The company started in Delhi and now has considerable coverage across thirteen countries. Along with its factories in Assam, Haridwar, and Singapore, as well as the company has direct management of operations in Thailand, Kuwait, Qatar, Nepal, Sri Lanka, Bahrain, Kenya, and Singapore.
The company signed a strategic alliance with Minor Hotels group based in Thailand worth USD 4 billion in 2019. The motive was to establish Southeast Asia wellness, healthcare, and beauty clinics. The corporation's assets incorporate Wellscience and Vanity Cube, which operate in the nutraceuticals and on-demand beauty services businesses spaces, respectively.
VLCC's Past Endeavours
Reportedly, VLCC Healthcare clocked a total worth of USD 69.2 million in 2022 as opposed to USD 1.8 million in 2021, gaining a profit by a significant margin of around USD 0.75 USD as per the regulatory filings. The company is expected to experience a surge in revenue in 2023 to approximately USD 122.5 million.
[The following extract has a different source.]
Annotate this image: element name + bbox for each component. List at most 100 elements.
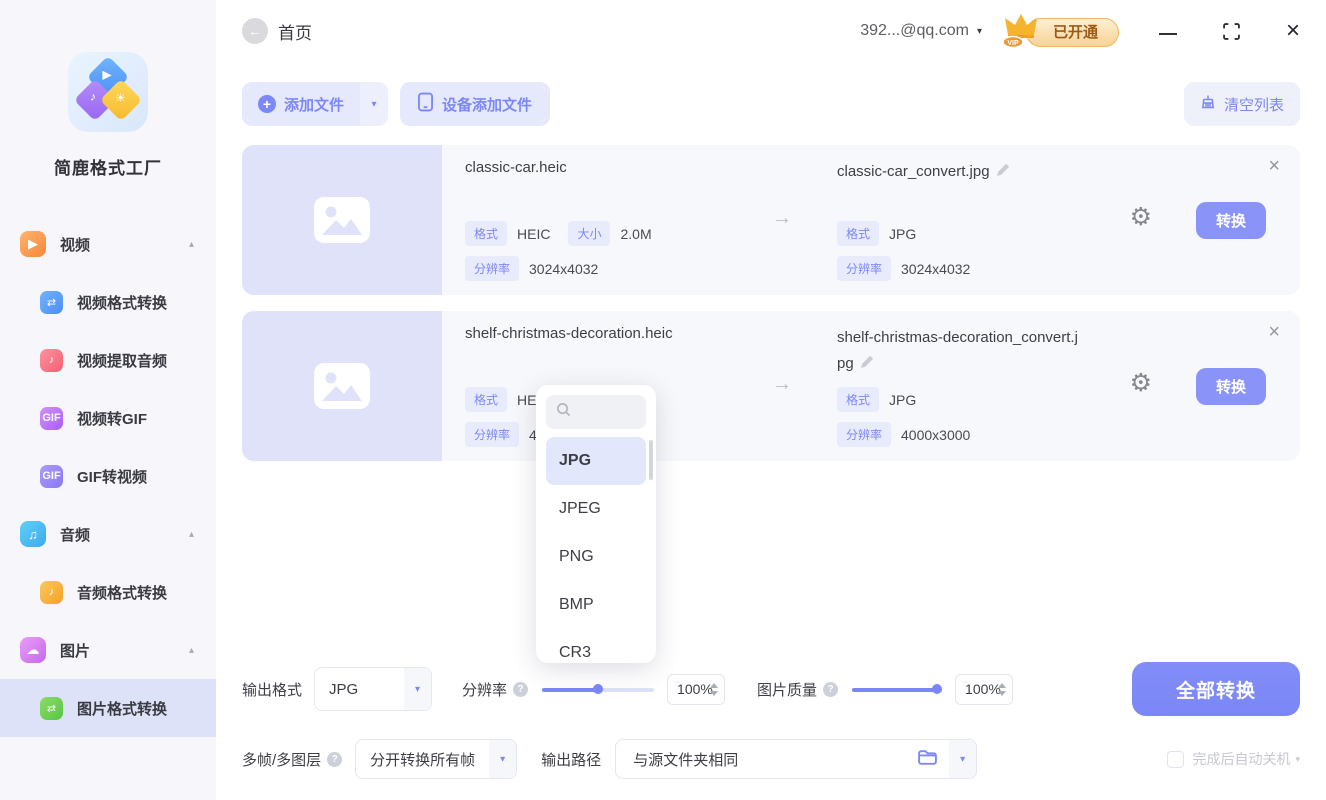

VLCC has been considering an IPO for a while now; however, the plan didn't work out, and the company's pursuit of raising funds couldn't thus be progressed owing to the shaky global market. Again in 2015, the company drafted and filed papers for a public listing and received clearance. However, the company didn't go along with the plan.
Carlye has been a significant investor in a vast range of company types. It spent around USD 25 billion on the investments made on consumer, retail, and media investments. Moreover, it has been anchoring consumer brands across the globe with over USD 376 billion under management.
In 2021, Carlye purchased a major stake in Beautycounter worth USD 1 billion of valuation.
The media, consumer, and retail portfolios of Carlye include McDonald's China, Accolade Wines, Hunkemoller, Company Pet Brands, etc.
According to Procurement Resource, the investment by Carlye would be significantly higher. Also, it shall bring a huge profit margin to the company as VLCC has been excelling in its endeavours over the years.